В работах экспрессионистов проступает не устойчивая и цельная картина мира, а человек в вечном диалоге с природой и с самим собой, итог которого всегда открыт и никогда не абсолютен. Мир экспрессиониста, при всей его внешней открытости и, может быть, даже откровенности, так же многослоен, многозначен, как и мир символиста.

Мы остановились на некоторых узловых моментах, подчеркивающих своего рода преемственность этих двух столь разных художественных направлений. Эта связь, проявляющаяся более на мировоззренческом, чем на стилистическом уровне, видится в продолжающих жизнь в экспрессионизме некоторых символистских мотивах, в эмоциональных оттенках.

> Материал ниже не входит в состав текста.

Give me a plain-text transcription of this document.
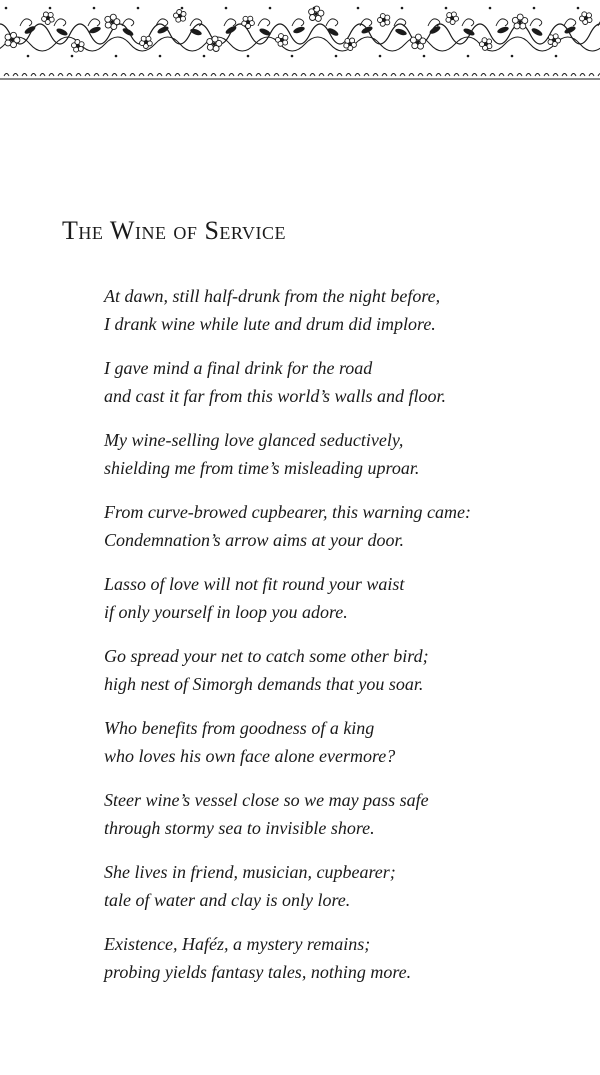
The Wine of Service
At dawn, still half-drunk from the night before,
I drank wine while lute and drum did implore.
I gave mind a final drink for the road
and cast it far from this world’s walls and floor.
My wine-selling love glanced seductively,
shielding me from time’s misleading uproar.
From curve-browed cupbearer, this warning came:
Condemnation’s arrow aims at your door.
Lasso of love will not fit round your waist
if only yourself in loop you adore.
Go spread your net to catch some other bird;
high nest of Simorgh demands that you soar.
Who benefits from goodness of a king
who loves his own face alone evermore?
Steer wine’s vessel close so we may pass safe
through stormy sea to invisible shore.
She lives in friend, musician, cupbearer;
tale of water and clay is only lore.
Existence, Haféz, a mystery remains;
probing yields fantasy tales, nothing more.
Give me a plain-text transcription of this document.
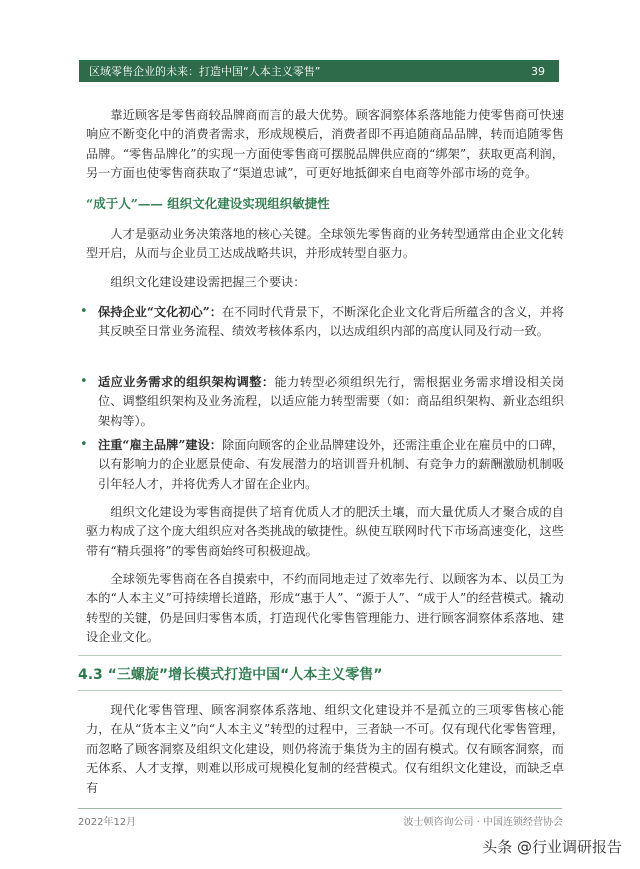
区域零售企业的未来：打造中国“人本主义零售”	39

靠近顾客是零售商较品牌商而言的最大优势。顾客洞察体系落地能力使零售商可快速响应不断变化中的消费者需求，形成规模后，消费者即不再追随商品品牌，转而追随零售品牌。“零售品牌化”的实现一方面使零售商可摆脱品牌供应商的“绑架”，获取更高利润，另一方面也使零售商获取了“渠道忠诚”，可更好地抵御来自电商等外部市场的竞争。

“成于人”—— 组织文化建设实现组织敏捷性

人才是驱动业务决策落地的核心关键。全球领先零售商的业务转型通常由企业文化转型开启，从而与企业员工达成战略共识，并形成转型自驱力。

组织文化建设建设需把握三个要诀：

• 保持企业“文化初心”：在不同时代背景下，不断深化企业文化背后所蕴含的含义，并将其反映至日常业务流程、绩效考核体系内，以达成组织内部的高度认同及行动一致。
• 适应业务需求的组织架构调整：能力转型必须组织先行，需根据业务需求增设相关岗位、调整组织架构及业务流程，以适应能力转型需要（如：商品组织架构、新业态组织架构等）。
• 注重“雇主品牌”建设：除面向顾客的企业品牌建设外，还需注重企业在雇员中的口碑，以有影响力的企业愿景使命、有发展潜力的培训晋升机制、有竞争力的薪酬激励机制吸引年轻人才，并将优秀人才留在企业内。

组织文化建设为零售商提供了培育优质人才的肥沃土壤，而大量优质人才聚合成的自驱力构成了这个庞大组织应对各类挑战的敏捷性。纵使互联网时代下市场高速变化，这些带有“精兵强将”的零售商始终可积极迎战。

全球领先零售商在各自摸索中，不约而同地走过了效率先行、以顾客为本、以员工为本的“人本主义”可持续增长道路，形成“惠于人”、“源于人”、“成于人”的经营模式。撬动转型的关键，仍是回归零售本质，打造现代化零售管理能力、进行顾客洞察体系落地、建设企业文化。

4.3 “三螺旋”增长模式打造中国“人本主义零售”

现代化零售管理、顾客洞察体系落地、组织文化建设并不是孤立的三项零售核心能力，在从“货本主义”向“人本主义”转型的过程中，三者缺一不可。仅有现代化零售管理，而忽略了顾客洞察及组织文化建设，则仍将流于集货为主的固有模式。仅有顾客洞察，而无体系、人才支撑，则难以形成可规模化复制的经营模式。仅有组织文化建设，而缺乏卓有

2022年12月	波士顿咨询公司 · 中国连锁经营协会
头条 @行业调研报告
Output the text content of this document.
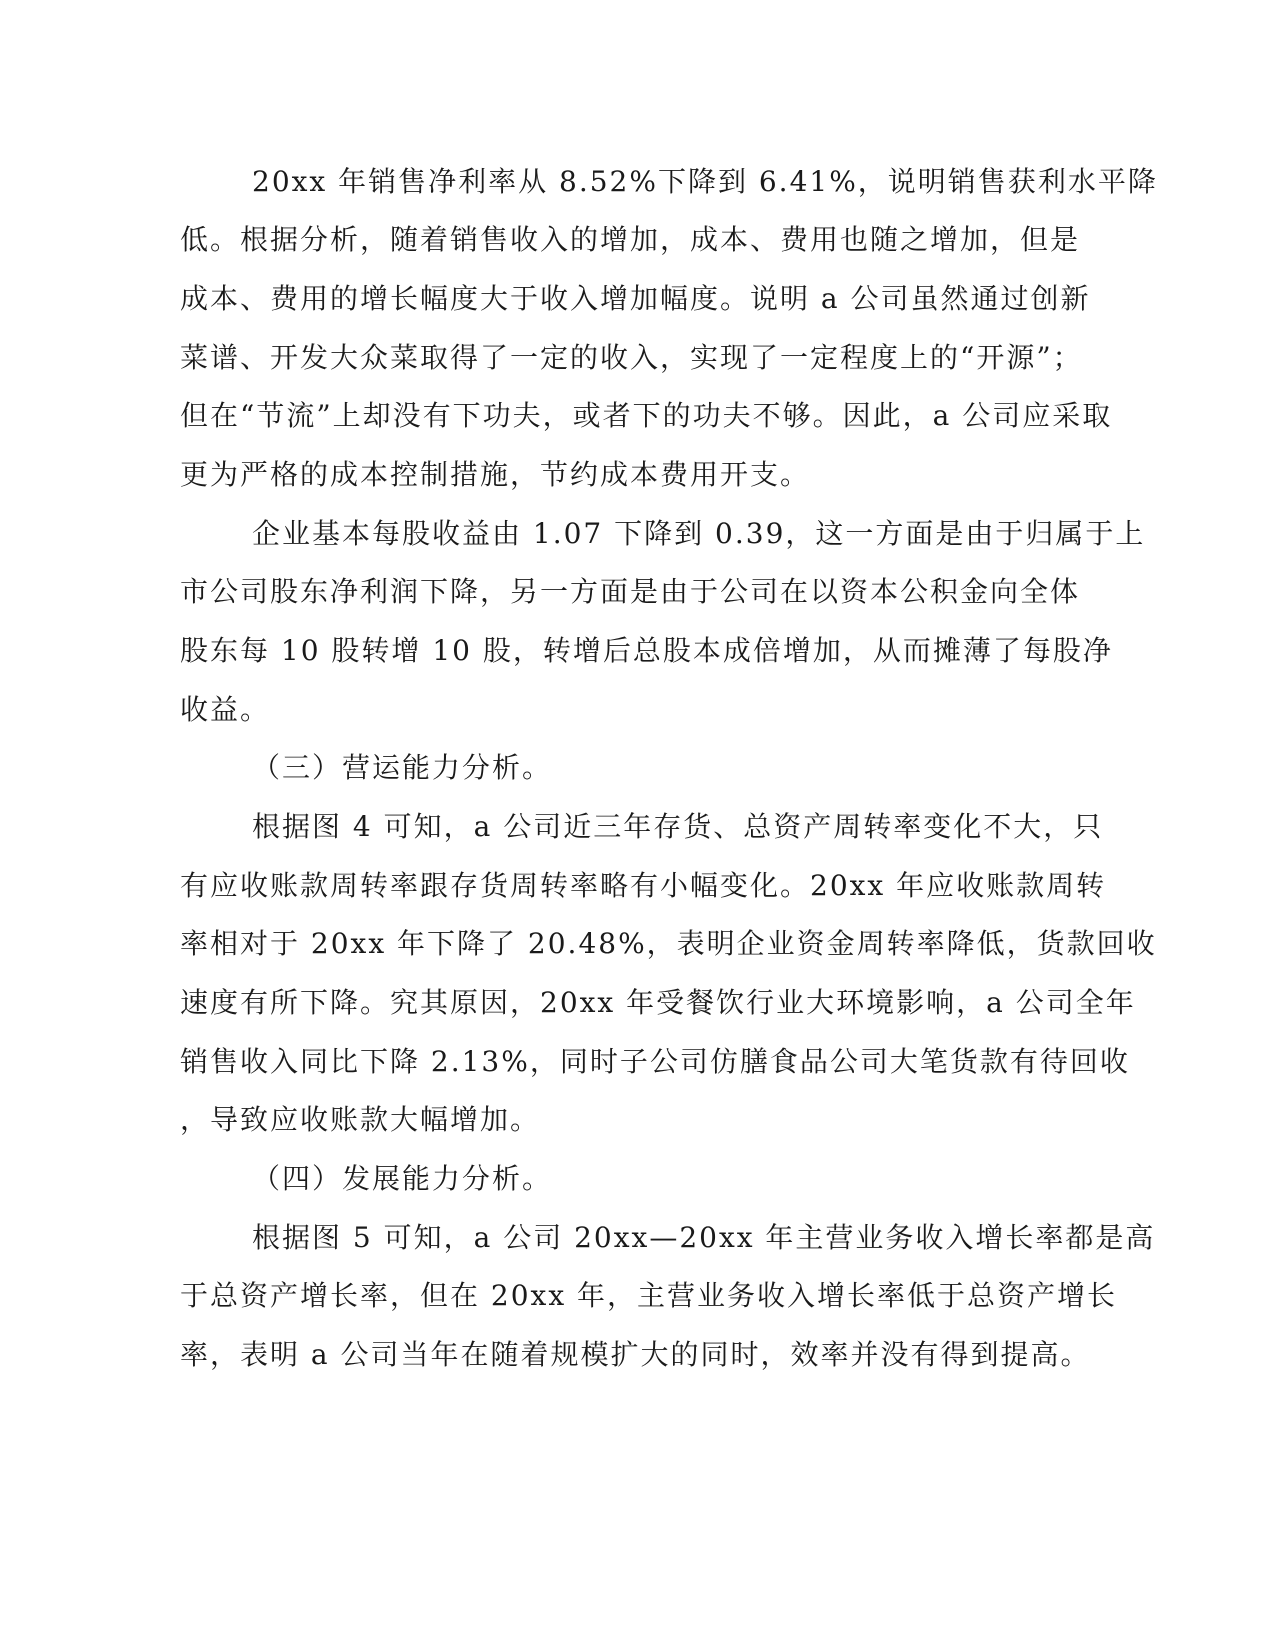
20xx 年销售净利率从 8.52%下降到 6.41%，说明销售获利水平降
低。根据分析，随着销售收入的增加，成本、费用也随之增加，但是
成本、费用的增长幅度大于收入增加幅度。说明 a 公司虽然通过创新
菜谱、开发大众菜取得了一定的收入，实现了一定程度上的“开源”；
但在“节流”上却没有下功夫，或者下的功夫不够。因此，a 公司应采取
更为严格的成本控制措施，节约成本费用开支。
企业基本每股收益由 1.07 下降到 0.39，这一方面是由于归属于上
市公司股东净利润下降，另一方面是由于公司在以资本公积金向全体
股东每 10 股转增 10 股，转增后总股本成倍增加，从而摊薄了每股净
收益。
（三）营运能力分析。
根据图 4 可知，a 公司近三年存货、总资产周转率变化不大，只
有应收账款周转率跟存货周转率略有小幅变化。20xx 年应收账款周转
率相对于 20xx 年下降了 20.48%，表明企业资金周转率降低，货款回收
速度有所下降。究其原因，20xx 年受餐饮行业大环境影响，a 公司全年
销售收入同比下降 2.13%，同时子公司仿膳食品公司大笔货款有待回收
，导致应收账款大幅增加。
（四）发展能力分析。
根据图 5 可知，a 公司 20xx—20xx 年主营业务收入增长率都是高
于总资产增长率，但在 20xx 年，主营业务收入增长率低于总资产增长
率，表明 a 公司当年在随着规模扩大的同时，效率并没有得到提高。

Созерцательная отстраненность, ощущение человеком своей отдельности от природы или, напротив, страстное стремление слиться с ней, «врасти» в нее, поиск обратной стороны реальности, скрытых в ней духовных тайн — темы, возникавшие и развивавшиеся во многом под непосредственным влиянием символистских исканий.

Список литературы

  1. Гаузенштейн В. Об экспрессионизме в живописи // Экспрессионизм. Сборник статей. Под редакцией Е.М.Браудо и Н.Э.Радлова. – М., 1923. – С.168.
  2. Герман М. Модернизм. Искусство первой половины ХХ века. / Санкт-Петербург: Азбука-классика, 2003. – 480 с.
  3. Крючкова В. А. Символизм в изобразительном искусстве: Франция и Бельгия, 1870-1900 / В. А. Крючкова. М.: Изобраз. искусство, 1994.– 270 с.
  4. Мир и война глазами художников. Каталог выставки 1987-1988. – С. 142.
  5. Мириманов В. Искусство и миф. Центральный образ картины мира / М.: Согласие, 1997. – 483 с.
  6. Русский авангард 1910-1920-х годов и проблема экспрессионизма. /Отв. ред. Г.Ф. Коваленко. – М: Наука, 2003. – 575 с.
  7. Экспрессионизм. Сборник статей. Под редакцией Е.М.Браудо и Н.Э.Радлова. – Л.: Всемирная литература, 1923. – 234 с.